An elder from the Quaker community recently lamented to me that she feels like she is not able to stand up against Enbridge, as her physical limitations prevent her from attending protests and rallies. When I mentioned the importance of Letters to the Editor, she said she did not see herself as a great writer. I then noted that even if she just tells one person one true thing about Line 5 that the person did not know before, that is incredibly valuable, because then the person can do the same. To this, she readily agreed, and gladly accepted this new view of herself as an activist.

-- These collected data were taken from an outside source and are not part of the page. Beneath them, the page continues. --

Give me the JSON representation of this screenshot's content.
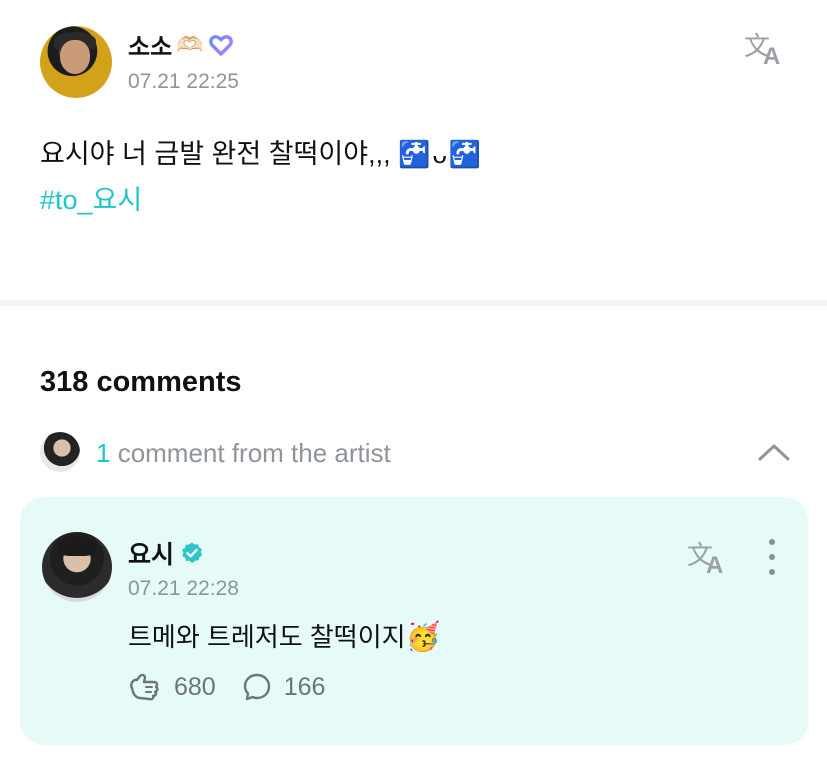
{
  "post": {
    "author": {
      "name": "소소",
      "emoji": "🫶🏻"
    },
    "timestamp": "07.21 22:25",
    "text": "요시야 너 금발 완전 찰떡이야,,, ",
    "text_emoji": "🚰ᴗ🚰",
    "hashtag": "#to_요시"
  },
  "comments": {
    "count_label": "318 comments",
    "artist_summary": {
      "count": "1",
      "label": " comment from the artist"
    },
    "artist_comment": {
      "author": "요시",
      "timestamp": "07.21 22:28",
      "text": "트메와 트레저도 찰떡이지",
      "text_emoji": "🥳",
      "likes": "680",
      "replies": "166"
    }
  },
  "colors": {
    "accent": "#1fc6c8",
    "card_background": "#e6faf8",
    "muted_text": "#8e9499",
    "membership_gradient": [
      "#6a8cff",
      "#b07cff"
    ],
    "verified": "#2ec4c9"
  },
  "icons": [
    "heart-hands-icon",
    "membership-heart-icon",
    "translate-icon",
    "chevron-up-icon",
    "verified-badge-icon",
    "more-icon",
    "like-icon",
    "reply-icon"
  ]
}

So, the next time you see or hear one of Enbridge’s slick advertisements, don't be shy about setting the record straight with the facts about Line 5, the flawed tunnel project, and the truth about Enbridge as a self-serving corporation operating illegally on State and tribal lands, with a terrible track record of oil spills, short-cuts, and poor to no accountability. You may even find yourself turning to the person next to you in a thrift store, saying “they’re lying,” and experiencing this crucial truth: that for all their millions of dollars, Enbridge will never be able to match the latent people power we can all help unleash. Side by side, facing the truth, and uniting in our shared responsibility to Shut Down Line 5: one fact-check at a time.